Inspired by critiques of the existence of our happiness class (thank you, thank you so much!), I’ve decided to increase the frequency of my happiness posts and updates. Look for much more here on specific happiness assignments from our University of Montana Happiness Class. You can follow along. Unfortunately, the class is pretty much full-up now, but there will be more opportunities to take University of Montana happiness classes this summer and during the next academic year.

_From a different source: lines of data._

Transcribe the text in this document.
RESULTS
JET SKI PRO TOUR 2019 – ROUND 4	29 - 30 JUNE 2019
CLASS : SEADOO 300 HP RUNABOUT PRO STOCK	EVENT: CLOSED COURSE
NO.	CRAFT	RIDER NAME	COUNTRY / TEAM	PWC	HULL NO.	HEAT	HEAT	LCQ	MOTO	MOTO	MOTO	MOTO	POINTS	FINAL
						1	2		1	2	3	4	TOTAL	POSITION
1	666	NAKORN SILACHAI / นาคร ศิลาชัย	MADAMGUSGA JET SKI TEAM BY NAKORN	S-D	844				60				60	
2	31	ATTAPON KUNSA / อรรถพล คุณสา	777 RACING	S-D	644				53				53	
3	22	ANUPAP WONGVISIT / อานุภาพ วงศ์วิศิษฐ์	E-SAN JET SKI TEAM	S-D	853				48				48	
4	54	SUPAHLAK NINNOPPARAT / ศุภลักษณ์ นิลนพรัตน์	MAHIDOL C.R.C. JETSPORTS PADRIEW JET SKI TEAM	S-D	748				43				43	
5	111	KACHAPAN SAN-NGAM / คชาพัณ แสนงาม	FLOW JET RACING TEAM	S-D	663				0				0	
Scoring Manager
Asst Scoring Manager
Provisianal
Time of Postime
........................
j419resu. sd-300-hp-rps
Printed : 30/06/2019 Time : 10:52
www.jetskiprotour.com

Below, I’ve included the description of the course from the syllabus:

COURSE CONTENT AND DESCRIPTION: Over the past 20 years, research on happiness has flourished. Due to the natural interest that most Americans have for happiness, research findings (and unfounded rumors) have been widely distributed worldwide. Every day, happiness is promoted via online blogs, newspaper and magazine articles, Twitter posts, Instagram videos, TikTok, and through many other media and social media venues. Ironically, instead of increases in national happiness, most epidemiological research indicates that all across the U.S., children, adolescents, adults, and seniors are experiencing less happiness, more depression, and higher suicide rates. To help sort out scientific reality from unsubstantiated rumors, in this course, we will describe, discuss, and experience the art and science of happiness. What this means is that we will define happiness, read a popular happiness book, examine scientific research studies, try out research experiments in class, engage in extended happiness lab assignments, and use published instruments to measure our own happiness and well-being. Overall, we will focus on how happiness and well-being are manifest in the physical, cognitive, emotional, interpersonal, spiritual, behavioral, and contextual/cultural dimensions of our lives.

Have a happy weekend . . . and watch for upcoming happiness assignments.